Lastly, the baked potatoes sucked.  Sorry Tyler, but these gnocchi were gummy and not very appetizing.

Here is a chart I made.  I don’t really like it, but I suppose it does a decent job of summarizing my thoughts so I will still put it here.

Potato Method

Ease of Creation

Taste

Texture

Texture After Freezeing

Boiled

4

5

4.5

3

Steamed

3

5

5

3

Buds

5

4

4

4

Baked

3

3

2

n/a

Gnocci –

Just under 2 pounds of a starchy potato:
Peeled, steamed and riced,
Peeled, boiled and riced,
Baked, peeled and riced, ORRRR
1 1/2 cups of potato buds and 1 1/4 cups of hot water mixed together.

1 egg white
1 cup flour
Salt
Spoon of spinach or red pepper puree (optional)

Mix all the ingredients together on a floured surface.  Be very gentle and do not knead.  The more you work this dough, the tougher your gnocchi will become.  Then roll it out like a play doh snake.  Cut it into segments and roll them on a fork or gnocchi board.  For more info, look at the pictures above and / or go to this website.

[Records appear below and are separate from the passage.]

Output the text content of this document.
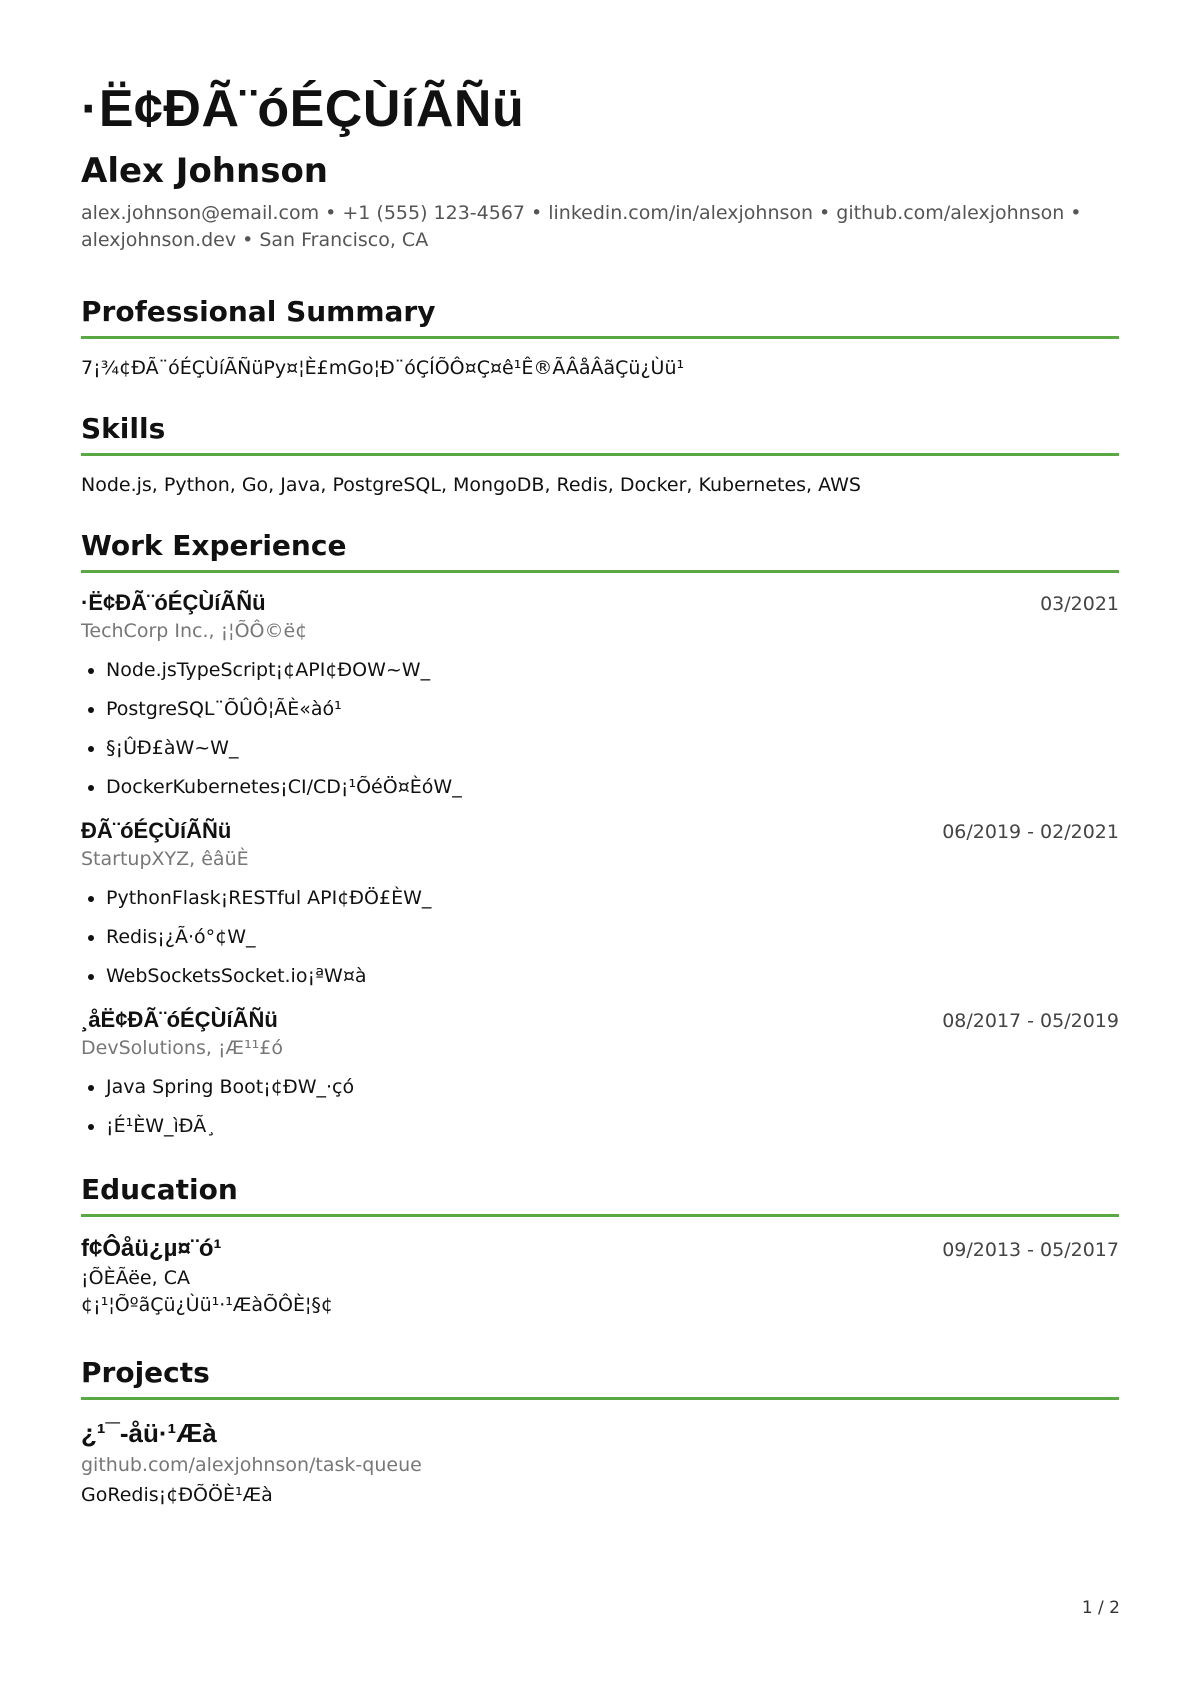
·Ë¢ÐÃ¨óÉÇÙíÃÑü
Alex Johnson
alex.johnson@email.com • +1 (555) 123-4567 • linkedin.com/in/alexjohnson • github.com/alexjohnson •
alexjohnson.dev • San Francisco, CA
Professional Summary
7¡¾¢ÐÃ¨óÉÇÙíÃÑüPy¤¦È£mGo¦Ð¨óÇÍÕÔ¤Ç¤ê¹Ê®ÃÂåÂãÇü¿Ùü¹
Skills
Node.js, Python, Go, Java, PostgreSQL, MongoDB, Redis, Docker, Kubernetes, AWS
Work Experience
·Ë¢ÐÃ¨óÉÇÙíÃÑü	03/2021
TechCorp Inc., ¡¦ÕÔ©ë¢
• Node.jsTypeScript¡¢API¢ÐOW~W_
• PostgreSQL¨ÕÛÔ¦ÃÈ«àó¹
• §¡ÛÐ£àW~W_
• DockerKubernetes¡CI/CD¡¹ÕéÖ¤ÈóW_
ÐÃ¨óÉÇÙíÃÑü	06/2019 - 02/2021
StartupXYZ, êâüÈ
• PythonFlask¡RESTful API¢ÐÖ£ÈW_
• Redis¡¿Ã·ó°¢W_
• WebSocketsSocket.io¡ªW¤à
¸åË¢ÐÃ¨óÉÇÙíÃÑü	08/2017 - 05/2019
DevSolutions, ¡Æ¹¹£ó
• Java Spring Boot¡¢ÐW_·çó
• ¡É¹ÈW_ìÐÃ¸
Education
f¢Ôåü¿µ¤¨ó¹	09/2013 - 05/2017
¡ÕÈÃëe, CA
¢¡¹¦ÕºãÇü¿Ùü¹·¹ÆàÕÔÈ¦§¢
Projects
¿¹¯-åü·¹Æà
github.com/alexjohnson/task-queue
GoRedis¡¢ÐÕÖÈ¹Æà
1 / 2
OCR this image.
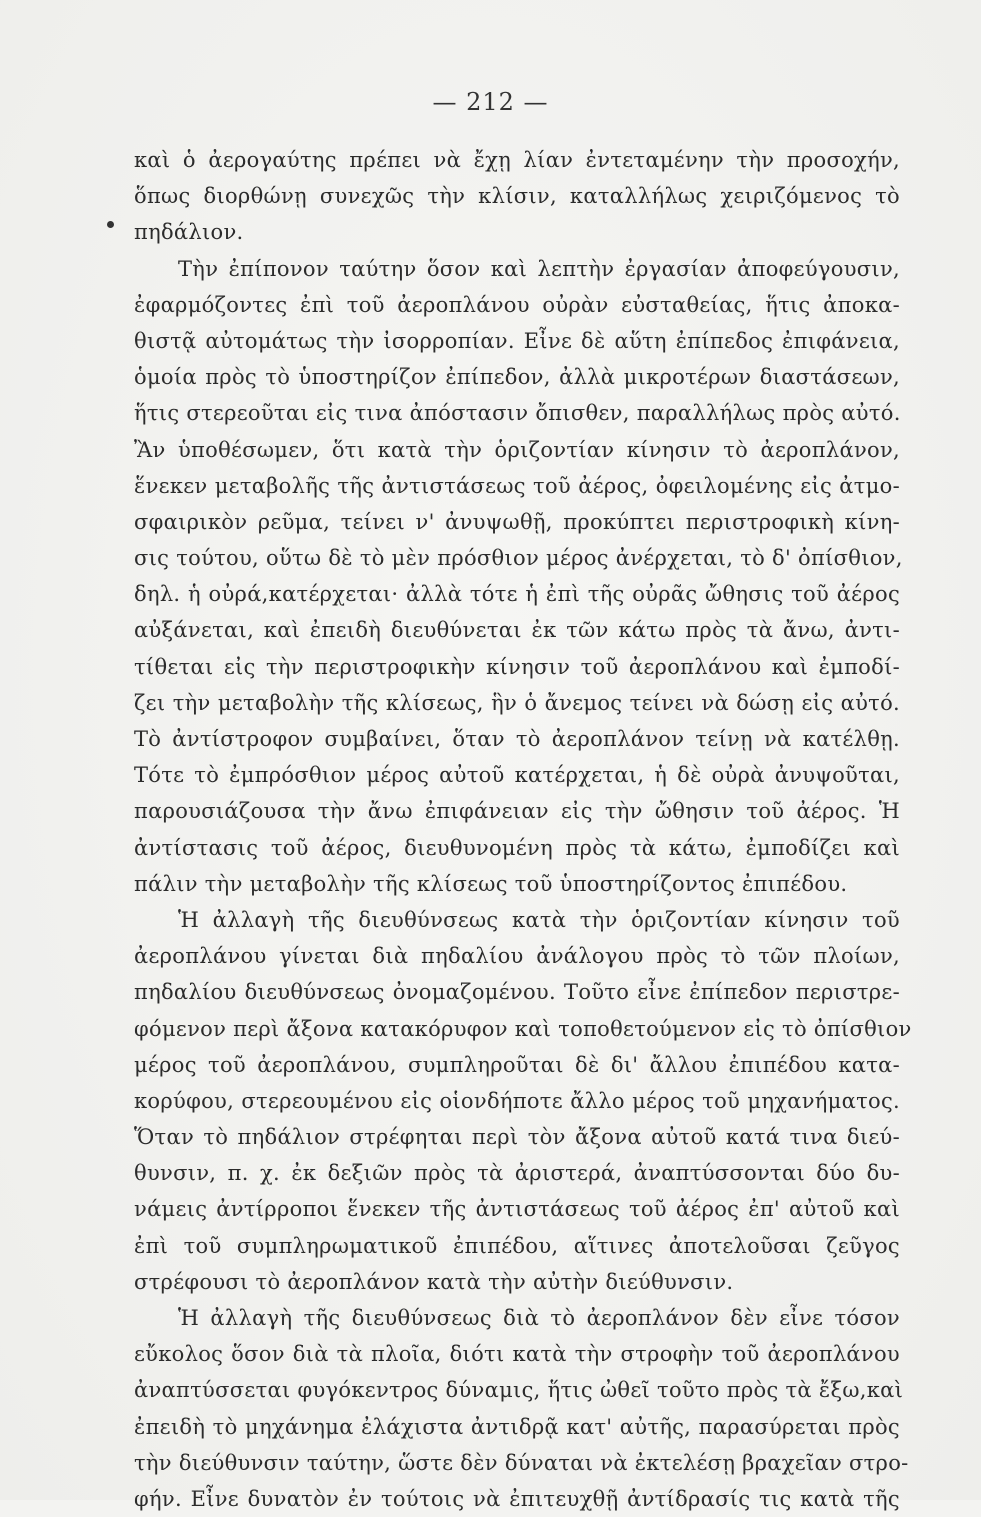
— 212 —
καὶ ὁ ἀερογαύτης πρέπει νὰ ἔχῃ λίαν ἐντεταμένην τὴν προσοχήν,
ὅπως διορθώνῃ συνεχῶς τὴν κλίσιν, καταλλήλως χειριζόμενος τὸ
πηδάλιον.
Τὴν ἐπίπονον ταύτην ὅσον καὶ λεπτὴν ἐργασίαν ἀποφεύγουσιν,
ἐφαρμόζοντες ἐπὶ τοῦ ἀεροπλάνου οὐρὰν εὐσταθείας, ἥτις ἀποκα-
θιστᾷ αὐτομάτως τὴν ἰσορροπίαν. Εἶνε δὲ αὕτη ἐπίπεδος ἐπιφάνεια,
ὁμοία πρὸς τὸ ὑποστηρίζον ἐπίπεδον, ἀλλὰ μικροτέρων διαστάσεων,
ἥτις στερεοῦται εἰς τινα ἀπόστασιν ὄπισθεν, παραλλήλως πρὸς αὐτό.
Ἂν ὑποθέσωμεν, ὅτι κατὰ τὴν ὁριζοντίαν κίνησιν τὸ ἀεροπλάνον,
ἕνεκεν μεταβολῆς τῆς ἀντιστάσεως τοῦ ἀέρος, ὀφειλομένης εἰς ἀτμο-
σφαιρικὸν ρεῦμα, τείνει ν' ἀνυψωθῇ, προκύπτει περιστροφικὴ κίνη-
σις τούτου, οὕτω δὲ τὸ μὲν πρόσθιον μέρος ἀνέρχεται, τὸ δ' ὀπίσθιον,
δηλ. ἡ οὐρά,κατέρχεται· ἀλλὰ τότε ἡ ἐπὶ τῆς οὐρᾶς ὤθησις τοῦ ἀέρος
αὐξάνεται, καὶ ἐπειδὴ διευθύνεται ἐκ τῶν κάτω πρὸς τὰ ἄνω, ἀντι-
τίθεται εἰς τὴν περιστροφικὴν κίνησιν τοῦ ἀεροπλάνου καὶ ἐμποδί-
ζει τὴν μεταβολὴν τῆς κλίσεως, ἣν ὁ ἄνεμος τείνει νὰ δώσῃ εἰς αὐτό.
Τὸ ἀντίστροφον συμβαίνει, ὅταν τὸ ἀεροπλάνον τείνῃ νὰ κατέλθῃ.
Τότε τὸ ἐμπρόσθιον μέρος αὐτοῦ κατέρχεται, ἡ δὲ οὐρὰ ἀνυψοῦται,
παρουσιάζουσα τὴν ἄνω ἐπιφάνειαν εἰς τὴν ὤθησιν τοῦ ἀέρος. Ἡ
ἀντίστασις τοῦ ἀέρος, διευθυνομένη πρὸς τὰ κάτω, ἐμποδίζει καὶ
πάλιν τὴν μεταβολὴν τῆς κλίσεως τοῦ ὑποστηρίζοντος ἐπιπέδου.
Ἡ ἀλλαγὴ τῆς διευθύνσεως κατὰ τὴν ὁριζοντίαν κίνησιν τοῦ
ἀεροπλάνου γίνεται διὰ πηδαλίου ἀνάλογου πρὸς τὸ τῶν πλοίων,
πηδαλίου διευθύνσεως ὀνομαζομένου. Τοῦτο εἶνε ἐπίπεδον περιστρε-
φόμενον περὶ ἄξονα κατακόρυφον καὶ τοποθετούμενον εἰς τὸ ὀπίσθιον
μέρος τοῦ ἀεροπλάνου, συμπληροῦται δὲ δι' ἄλλου ἐπιπέδου κατα-
κορύφου, στερεουμένου εἰς οἱονδήποτε ἄλλο μέρος τοῦ μηχανήματος.
Ὅταν τὸ πηδάλιον στρέφηται περὶ τὸν ἄξονα αὐτοῦ κατά τινα διεύ-
θυνσιν, π. χ. ἐκ δεξιῶν πρὸς τὰ ἀριστερά, ἀναπτύσσονται δύο δυ-
νάμεις ἀντίρροποι ἕνεκεν τῆς ἀντιστάσεως τοῦ ἀέρος ἐπ' αὐτοῦ καὶ
ἐπὶ τοῦ συμπληρωματικοῦ ἐπιπέδου, αἵτινες ἀποτελοῦσαι ζεῦγος
στρέφουσι τὸ ἀεροπλάνον κατὰ τὴν αὐτὴν διεύθυνσιν.
Ἡ ἀλλαγὴ τῆς διευθύνσεως διὰ τὸ ἀεροπλάνον δὲν εἶνε τόσον
εὔκολος ὅσον διὰ τὰ πλοῖα, διότι κατὰ τὴν στροφὴν τοῦ ἀεροπλάνου
ἀναπτύσσεται φυγόκεντρος δύναμις, ἥτις ὠθεῖ τοῦτο πρὸς τὰ ἔξω,καὶ
ἐπειδὴ τὸ μηχάνημα ἐλάχιστα ἀντιδρᾷ κατ' αὐτῆς, παρασύρεται πρὸς
τὴν διεύθυνσιν ταύτην, ὥστε δὲν δύναται νὰ ἐκτελέσῃ βραχεῖαν στρο-
φήν. Εἶνε δυνατὸν ἐν τούτοις νὰ ἐπιτευχθῇ ἀντίδρασίς τις κατὰ τῆς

Red pepper puree- I just took 2 whole roasted red peppers from a jar and put them in the blender.

Spinach puree - steam spinach (or use frozen) and put it in the blender with a small amount of oil.

Quick marinara - heat olive oil on medium high.  Add garlic, pepper flakes, pepper and salt.  Simmer for 3 minutes.  Add canned tomatoes, oregano, and basil.  Stir and turn to medium low and cook for 15 minutes.

Thyme butter sauce - cook butter, add thyme.  It should look BROOOWNNNN

Gorgonzola cream sauce - wisk some flour into oil and cook for a few minutes (roux).  Add cream and gorgonzola.  Continue stirring and turn the heat off when it is all smooth.  Add chives.